Because the power set which do not contain number 1 is also a set which do not contain number 1, it is not difficult to prove by contradiction, because it does not element 1, so its power set and can not contain element 1. So all of its power set does not contain elements 1. Assuming the real number set R after removing a number of set is named r, then the power set of all r is r1, r2, ... rn, ... all does not contain element 1, the third by the theorem of LiJunYu knowing it is proper class. Proposition III: all the set which do contain number 1 is proper class? Yes.
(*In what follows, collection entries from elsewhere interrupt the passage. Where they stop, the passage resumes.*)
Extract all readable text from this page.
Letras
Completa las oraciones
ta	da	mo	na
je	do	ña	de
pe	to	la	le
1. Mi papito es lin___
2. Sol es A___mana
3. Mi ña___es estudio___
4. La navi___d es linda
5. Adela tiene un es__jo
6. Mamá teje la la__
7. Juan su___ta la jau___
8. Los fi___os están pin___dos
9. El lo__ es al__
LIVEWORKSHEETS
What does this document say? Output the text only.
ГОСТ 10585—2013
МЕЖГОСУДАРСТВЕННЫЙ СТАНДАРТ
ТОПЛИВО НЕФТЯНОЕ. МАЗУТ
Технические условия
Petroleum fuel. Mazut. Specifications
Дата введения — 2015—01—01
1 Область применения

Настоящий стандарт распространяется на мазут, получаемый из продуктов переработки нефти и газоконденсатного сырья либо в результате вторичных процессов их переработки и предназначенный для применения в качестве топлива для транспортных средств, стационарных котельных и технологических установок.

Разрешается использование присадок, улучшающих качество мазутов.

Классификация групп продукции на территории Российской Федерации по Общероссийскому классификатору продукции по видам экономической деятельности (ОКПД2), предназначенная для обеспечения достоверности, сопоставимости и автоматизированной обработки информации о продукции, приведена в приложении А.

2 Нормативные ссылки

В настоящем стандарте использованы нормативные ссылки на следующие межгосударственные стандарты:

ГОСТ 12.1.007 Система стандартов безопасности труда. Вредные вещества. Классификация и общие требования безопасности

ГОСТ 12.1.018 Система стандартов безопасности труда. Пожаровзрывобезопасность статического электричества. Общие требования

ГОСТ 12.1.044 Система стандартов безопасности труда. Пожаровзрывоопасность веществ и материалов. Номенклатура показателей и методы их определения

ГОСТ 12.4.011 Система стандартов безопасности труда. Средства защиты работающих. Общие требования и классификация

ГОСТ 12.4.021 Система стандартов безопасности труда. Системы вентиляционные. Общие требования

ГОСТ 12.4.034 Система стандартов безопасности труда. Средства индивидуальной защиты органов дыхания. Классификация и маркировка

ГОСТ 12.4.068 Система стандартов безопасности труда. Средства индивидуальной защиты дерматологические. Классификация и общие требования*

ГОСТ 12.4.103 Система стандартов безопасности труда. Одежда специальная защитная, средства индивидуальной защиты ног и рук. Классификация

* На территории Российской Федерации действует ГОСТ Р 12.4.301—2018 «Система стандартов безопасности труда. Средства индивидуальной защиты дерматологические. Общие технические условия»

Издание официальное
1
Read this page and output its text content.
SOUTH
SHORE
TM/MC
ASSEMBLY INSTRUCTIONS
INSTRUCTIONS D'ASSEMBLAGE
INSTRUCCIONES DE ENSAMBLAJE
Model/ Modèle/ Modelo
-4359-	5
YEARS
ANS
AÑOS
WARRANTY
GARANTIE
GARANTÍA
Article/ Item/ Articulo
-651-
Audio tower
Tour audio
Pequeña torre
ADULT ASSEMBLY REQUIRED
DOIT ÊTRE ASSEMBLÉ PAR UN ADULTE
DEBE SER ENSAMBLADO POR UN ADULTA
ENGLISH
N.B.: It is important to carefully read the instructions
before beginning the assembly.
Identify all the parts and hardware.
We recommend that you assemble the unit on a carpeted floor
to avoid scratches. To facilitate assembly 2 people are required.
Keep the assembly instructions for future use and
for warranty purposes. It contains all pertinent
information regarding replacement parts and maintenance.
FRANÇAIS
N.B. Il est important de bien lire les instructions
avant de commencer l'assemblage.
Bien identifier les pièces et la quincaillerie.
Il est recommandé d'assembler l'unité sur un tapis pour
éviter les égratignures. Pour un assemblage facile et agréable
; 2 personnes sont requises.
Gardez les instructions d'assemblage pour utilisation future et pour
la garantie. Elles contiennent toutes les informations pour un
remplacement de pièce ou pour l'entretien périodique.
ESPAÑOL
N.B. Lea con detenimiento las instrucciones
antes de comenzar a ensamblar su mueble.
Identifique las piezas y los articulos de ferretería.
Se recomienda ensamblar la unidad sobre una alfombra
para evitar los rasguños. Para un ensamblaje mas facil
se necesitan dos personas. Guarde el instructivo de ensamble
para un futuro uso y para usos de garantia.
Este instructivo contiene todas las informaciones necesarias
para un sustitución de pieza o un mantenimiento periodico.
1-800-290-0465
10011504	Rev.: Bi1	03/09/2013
Because the power set of real number set R must contain elements of {1}, after removing the brackets is the element 1, the power set which remove parentheses is one by one corresponding the power set of the original, only {1} into 1, so the brackets removed power set is same cardinality with the original set , which is the same cardinality, the same token, all the power set of real numbers R, exists corresponding same cardinality power set,which contains element 1, by the theorem of LiJunYu fourth and third theorems know it is proper class .
Then all the set which do not contain number 1 really meaningless it? Not. This is the problem of the complete works . If the set is a set of a fixed cardinality Xn, all within this subset of complete works and then discuss all the set does not contain 1, which makes sense, is not proper class. If the set is a set of proper class of all sets, the cardinality is limXn (n-->infinite), then the will be proper class . That is, any of "the set of all sets" made into a limited number count of subset , there must be one subset l is the proper class. On Russell's Paradox, "a set of all do
not contain themselves", also because it's complete works is a set of all sets, will be meaningless, if it is within a set which has fixed cardinality Xn, then meaningful carry on.。